Police in the Philippines say they have arrested an aide of former President Joseph Estrada on suspicion of involvement in an uprising by members of the military at the weekend.
Ramon Cardenas is suspected of links with the rebels
Nearly 300 heavily armed soldiers abandoned their posts and seized part of the capital, Manila, on Sunday but surrendered without a shot being fired.
Ramon Cardenas, a former junior minister in the Estrada government, was arrested following a raid on his house which uncovered weapons, ammunition and red arm bands similar to those worn by the renegade soldiers, police said.
The BBC's John McLean in Manila says authorities are trying to find out if the mutiny was part of a bigger plot to destabilise or even overthrow the current president, Gloria Arroyo.
In spite of the crisis, Mrs Arroyo went ahead with a state of the nation address on Monday in which she promised to launch two independent commissions to investigate the roots of the mutiny.
One enquiry will investigate the mutineers' complaints about low pay and corruption among senior officers.
She said there would also be an independent investigation into a bombing in the Muslim south which soldiers accused the government of carrying out to ensure the support of the United
Talks would be held next week in Malaysia with the Moro Islamic Liberation Front (MILF), which has been waging a decades-old separatist
rebellion, she added.
Mrs Arroyo has said both the officers involved and any political backers of the rebellion will be investigated.
However, a prominent opposition politician involved in negotiations to end the rebellion said the soldiers had voiced valid concerns.
"We consider that most of the grievances are legitimate," said Senator Rodolfo Biazon.
The soldiers had barricaded themselves into a shopping and residential complex in the Makati business district for 19 hours before agreeing under threat of force to return to barracks.
They accused the government of corruption and demanded the resignation of Mrs Arroyo and her Defence Minister, Angelo Reyes.
Dr James Putzel, a South East Asia expert at the London School of Economics (LSE), has told the BBC that while the rebellion never really threatened the government, it was nonetheless evidence of malaise in both the military and the country as a whole
'No special treatment'
Mrs Arroyo said the 296 mutineers had neither sought nor would be given "special treatment".
"They will be investigated and their cases will be disposed of in accordance with the articles of war," she said.
Civilians involved in any plot linked to the mutiny, she said, would be prosecuted.
The rebel soldiers returned to barracks after the mutiny ended
Navy Lieutenant Antonio Trillanes, one of the rebel leaders, said before his surrender that the soldiers had been "ready to die" but had ended their actions to prevent needless bloodshed.

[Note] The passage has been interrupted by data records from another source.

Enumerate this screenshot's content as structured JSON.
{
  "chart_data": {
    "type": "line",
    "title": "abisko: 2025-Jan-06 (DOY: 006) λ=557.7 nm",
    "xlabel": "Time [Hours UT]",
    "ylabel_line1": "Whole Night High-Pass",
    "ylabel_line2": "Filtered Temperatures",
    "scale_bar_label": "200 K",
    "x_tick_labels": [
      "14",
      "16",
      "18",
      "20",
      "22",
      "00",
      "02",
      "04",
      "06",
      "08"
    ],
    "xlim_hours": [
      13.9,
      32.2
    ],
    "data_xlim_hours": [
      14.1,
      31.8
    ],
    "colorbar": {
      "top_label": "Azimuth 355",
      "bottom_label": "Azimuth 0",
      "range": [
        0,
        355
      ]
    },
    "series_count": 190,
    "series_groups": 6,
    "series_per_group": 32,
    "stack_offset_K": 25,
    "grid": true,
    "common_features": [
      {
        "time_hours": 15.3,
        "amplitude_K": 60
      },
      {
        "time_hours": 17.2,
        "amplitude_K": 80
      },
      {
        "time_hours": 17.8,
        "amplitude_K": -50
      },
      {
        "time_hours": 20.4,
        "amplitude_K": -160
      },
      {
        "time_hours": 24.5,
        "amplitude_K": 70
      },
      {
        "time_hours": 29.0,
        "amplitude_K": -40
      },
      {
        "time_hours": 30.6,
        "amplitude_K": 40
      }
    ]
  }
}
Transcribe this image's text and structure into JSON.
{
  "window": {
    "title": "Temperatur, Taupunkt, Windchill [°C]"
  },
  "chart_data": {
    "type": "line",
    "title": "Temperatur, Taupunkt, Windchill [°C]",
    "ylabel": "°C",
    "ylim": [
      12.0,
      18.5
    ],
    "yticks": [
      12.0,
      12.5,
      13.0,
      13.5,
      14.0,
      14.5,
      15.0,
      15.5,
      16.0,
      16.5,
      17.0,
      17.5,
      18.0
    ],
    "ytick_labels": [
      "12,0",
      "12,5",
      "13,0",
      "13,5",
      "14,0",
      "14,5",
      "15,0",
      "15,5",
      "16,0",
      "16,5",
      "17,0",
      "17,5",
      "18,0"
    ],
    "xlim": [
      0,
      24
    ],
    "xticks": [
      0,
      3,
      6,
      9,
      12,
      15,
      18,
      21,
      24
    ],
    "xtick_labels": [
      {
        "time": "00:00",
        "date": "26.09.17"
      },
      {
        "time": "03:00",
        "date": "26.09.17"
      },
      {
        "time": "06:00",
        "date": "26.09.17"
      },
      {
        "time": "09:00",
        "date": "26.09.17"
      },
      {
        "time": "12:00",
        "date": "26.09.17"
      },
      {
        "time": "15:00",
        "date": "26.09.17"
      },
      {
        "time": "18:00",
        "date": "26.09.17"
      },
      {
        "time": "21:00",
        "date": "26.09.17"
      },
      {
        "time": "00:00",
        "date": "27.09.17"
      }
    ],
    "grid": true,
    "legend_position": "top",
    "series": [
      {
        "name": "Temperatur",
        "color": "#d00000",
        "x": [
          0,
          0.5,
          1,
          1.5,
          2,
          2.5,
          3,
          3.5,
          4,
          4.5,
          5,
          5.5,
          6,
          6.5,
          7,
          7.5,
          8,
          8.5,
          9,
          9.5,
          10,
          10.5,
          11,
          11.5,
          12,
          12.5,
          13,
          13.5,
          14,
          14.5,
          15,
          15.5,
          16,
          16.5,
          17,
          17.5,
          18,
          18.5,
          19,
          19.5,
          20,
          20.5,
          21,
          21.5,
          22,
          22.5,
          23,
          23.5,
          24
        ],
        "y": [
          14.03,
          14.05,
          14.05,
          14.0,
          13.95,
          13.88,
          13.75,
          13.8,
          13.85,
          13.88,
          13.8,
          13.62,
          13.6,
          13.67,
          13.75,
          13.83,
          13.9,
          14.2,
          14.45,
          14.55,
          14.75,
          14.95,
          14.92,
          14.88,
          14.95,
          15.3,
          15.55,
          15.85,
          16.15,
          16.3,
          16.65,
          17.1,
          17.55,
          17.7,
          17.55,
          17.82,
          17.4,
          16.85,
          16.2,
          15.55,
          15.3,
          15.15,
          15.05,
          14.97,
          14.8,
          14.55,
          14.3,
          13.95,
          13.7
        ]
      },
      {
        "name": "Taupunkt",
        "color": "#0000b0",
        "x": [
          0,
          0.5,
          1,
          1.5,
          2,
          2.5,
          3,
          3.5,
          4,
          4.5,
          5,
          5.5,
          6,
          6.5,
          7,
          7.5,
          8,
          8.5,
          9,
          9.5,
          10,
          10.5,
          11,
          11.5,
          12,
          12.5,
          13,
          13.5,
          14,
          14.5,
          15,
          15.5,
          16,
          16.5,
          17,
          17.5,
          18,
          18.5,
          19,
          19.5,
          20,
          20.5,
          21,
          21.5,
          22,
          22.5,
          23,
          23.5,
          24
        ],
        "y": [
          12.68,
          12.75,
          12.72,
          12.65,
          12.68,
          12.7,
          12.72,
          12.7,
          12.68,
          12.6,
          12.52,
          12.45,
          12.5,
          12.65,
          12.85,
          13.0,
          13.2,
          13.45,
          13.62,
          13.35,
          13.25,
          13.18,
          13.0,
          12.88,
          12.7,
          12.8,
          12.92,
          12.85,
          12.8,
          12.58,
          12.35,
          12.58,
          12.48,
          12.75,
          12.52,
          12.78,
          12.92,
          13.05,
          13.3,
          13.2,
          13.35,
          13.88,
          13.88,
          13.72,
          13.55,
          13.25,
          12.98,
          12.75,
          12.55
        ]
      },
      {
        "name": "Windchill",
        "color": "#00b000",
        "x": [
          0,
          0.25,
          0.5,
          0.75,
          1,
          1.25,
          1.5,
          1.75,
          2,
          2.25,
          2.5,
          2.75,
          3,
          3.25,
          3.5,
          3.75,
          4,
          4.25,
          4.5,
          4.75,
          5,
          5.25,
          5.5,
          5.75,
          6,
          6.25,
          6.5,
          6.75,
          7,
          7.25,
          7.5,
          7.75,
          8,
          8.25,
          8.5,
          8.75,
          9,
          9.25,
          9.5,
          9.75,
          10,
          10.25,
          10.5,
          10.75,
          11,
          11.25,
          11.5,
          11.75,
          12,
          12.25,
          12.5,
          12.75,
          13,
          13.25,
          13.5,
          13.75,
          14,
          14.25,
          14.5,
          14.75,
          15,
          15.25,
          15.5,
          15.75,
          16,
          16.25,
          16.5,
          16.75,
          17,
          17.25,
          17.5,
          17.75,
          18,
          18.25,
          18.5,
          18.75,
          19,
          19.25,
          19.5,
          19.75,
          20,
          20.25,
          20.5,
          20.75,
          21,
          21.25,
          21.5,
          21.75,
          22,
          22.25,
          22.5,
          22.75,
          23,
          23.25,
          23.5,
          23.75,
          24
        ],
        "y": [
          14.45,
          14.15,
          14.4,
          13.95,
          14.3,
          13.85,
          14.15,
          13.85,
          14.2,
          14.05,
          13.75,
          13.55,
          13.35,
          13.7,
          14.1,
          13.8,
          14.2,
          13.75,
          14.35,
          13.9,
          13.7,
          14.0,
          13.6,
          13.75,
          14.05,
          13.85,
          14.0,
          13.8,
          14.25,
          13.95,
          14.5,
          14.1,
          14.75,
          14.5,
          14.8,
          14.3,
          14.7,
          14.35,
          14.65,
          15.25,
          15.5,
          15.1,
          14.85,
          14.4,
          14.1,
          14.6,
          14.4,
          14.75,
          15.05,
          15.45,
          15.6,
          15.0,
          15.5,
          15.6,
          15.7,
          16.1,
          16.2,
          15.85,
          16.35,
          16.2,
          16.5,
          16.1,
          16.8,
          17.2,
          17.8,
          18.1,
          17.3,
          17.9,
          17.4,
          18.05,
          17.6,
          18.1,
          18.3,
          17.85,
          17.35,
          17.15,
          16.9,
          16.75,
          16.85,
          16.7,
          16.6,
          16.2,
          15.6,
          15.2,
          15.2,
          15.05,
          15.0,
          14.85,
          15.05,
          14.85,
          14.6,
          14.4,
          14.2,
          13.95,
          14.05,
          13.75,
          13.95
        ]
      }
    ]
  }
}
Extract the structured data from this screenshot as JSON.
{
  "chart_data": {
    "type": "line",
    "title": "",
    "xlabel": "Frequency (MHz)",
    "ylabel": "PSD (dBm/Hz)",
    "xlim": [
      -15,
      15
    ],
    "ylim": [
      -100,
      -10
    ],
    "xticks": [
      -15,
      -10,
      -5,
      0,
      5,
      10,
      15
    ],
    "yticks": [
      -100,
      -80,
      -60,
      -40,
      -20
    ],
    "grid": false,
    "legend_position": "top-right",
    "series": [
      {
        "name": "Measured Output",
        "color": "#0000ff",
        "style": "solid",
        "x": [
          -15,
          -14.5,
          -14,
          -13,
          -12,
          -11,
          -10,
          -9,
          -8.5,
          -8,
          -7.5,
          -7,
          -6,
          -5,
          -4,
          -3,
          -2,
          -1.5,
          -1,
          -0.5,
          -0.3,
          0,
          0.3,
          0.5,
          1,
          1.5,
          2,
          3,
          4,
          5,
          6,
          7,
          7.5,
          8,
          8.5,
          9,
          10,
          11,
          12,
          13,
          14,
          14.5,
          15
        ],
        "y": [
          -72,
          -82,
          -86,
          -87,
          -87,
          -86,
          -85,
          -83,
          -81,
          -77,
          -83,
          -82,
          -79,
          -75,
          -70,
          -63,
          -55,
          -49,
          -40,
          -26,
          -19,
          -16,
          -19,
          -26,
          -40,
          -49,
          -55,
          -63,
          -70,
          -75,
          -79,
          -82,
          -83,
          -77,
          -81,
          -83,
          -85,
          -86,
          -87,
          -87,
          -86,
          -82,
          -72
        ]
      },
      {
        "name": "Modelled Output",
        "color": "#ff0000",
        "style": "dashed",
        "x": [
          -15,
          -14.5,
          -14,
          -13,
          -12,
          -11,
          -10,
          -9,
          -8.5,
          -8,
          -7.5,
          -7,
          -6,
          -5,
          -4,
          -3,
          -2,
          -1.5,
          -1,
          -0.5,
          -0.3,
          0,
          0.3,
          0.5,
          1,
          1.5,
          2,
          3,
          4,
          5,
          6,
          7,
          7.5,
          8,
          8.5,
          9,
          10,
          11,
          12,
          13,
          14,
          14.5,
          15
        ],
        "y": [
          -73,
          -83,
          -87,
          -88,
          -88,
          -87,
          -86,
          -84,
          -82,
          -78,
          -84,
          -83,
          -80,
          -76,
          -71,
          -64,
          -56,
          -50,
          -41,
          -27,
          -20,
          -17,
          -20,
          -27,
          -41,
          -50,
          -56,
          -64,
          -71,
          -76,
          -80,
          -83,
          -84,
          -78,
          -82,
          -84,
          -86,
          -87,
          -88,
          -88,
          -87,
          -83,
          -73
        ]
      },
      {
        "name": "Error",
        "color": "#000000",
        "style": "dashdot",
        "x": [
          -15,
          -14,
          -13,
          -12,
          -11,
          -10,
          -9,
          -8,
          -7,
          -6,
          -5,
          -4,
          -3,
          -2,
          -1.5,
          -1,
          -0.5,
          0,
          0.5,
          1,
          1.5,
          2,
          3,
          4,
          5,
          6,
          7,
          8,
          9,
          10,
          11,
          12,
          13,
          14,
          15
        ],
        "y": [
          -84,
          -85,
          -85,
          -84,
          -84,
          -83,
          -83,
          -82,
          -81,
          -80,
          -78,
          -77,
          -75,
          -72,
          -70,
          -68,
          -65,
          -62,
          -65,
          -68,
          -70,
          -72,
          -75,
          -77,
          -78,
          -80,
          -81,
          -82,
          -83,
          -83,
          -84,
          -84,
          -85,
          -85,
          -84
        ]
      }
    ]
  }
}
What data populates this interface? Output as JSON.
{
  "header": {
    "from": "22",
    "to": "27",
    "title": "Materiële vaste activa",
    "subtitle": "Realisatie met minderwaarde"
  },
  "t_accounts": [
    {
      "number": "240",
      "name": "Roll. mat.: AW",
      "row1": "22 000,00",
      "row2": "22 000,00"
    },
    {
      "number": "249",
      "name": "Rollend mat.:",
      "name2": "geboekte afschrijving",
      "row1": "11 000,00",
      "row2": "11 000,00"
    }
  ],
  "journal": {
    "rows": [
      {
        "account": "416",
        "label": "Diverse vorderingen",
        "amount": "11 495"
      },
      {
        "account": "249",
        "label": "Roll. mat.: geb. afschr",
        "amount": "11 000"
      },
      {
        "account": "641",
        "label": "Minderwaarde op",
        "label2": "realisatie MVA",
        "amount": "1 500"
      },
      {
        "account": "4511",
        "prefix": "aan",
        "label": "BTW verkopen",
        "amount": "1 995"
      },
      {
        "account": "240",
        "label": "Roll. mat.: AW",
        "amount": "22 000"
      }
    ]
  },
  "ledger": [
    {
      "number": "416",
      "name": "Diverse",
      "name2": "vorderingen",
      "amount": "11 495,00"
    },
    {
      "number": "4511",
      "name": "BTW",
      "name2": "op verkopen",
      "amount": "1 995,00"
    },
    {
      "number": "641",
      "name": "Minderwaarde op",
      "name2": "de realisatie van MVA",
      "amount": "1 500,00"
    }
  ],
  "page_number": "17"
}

Our correspondent says the rebels had clearly given up under threat of force and that they had not won wider support within the army.
After the rebels agreed to surrender, they filed out of the Glorietta complex carrying weapons and boxes of ammunition, to be driven back to barracks.
Explosives set by the rebels were dismantled and reporters saw anti-tank weapons, machine-guns and a rocket launcher being removed from the Glorietta area.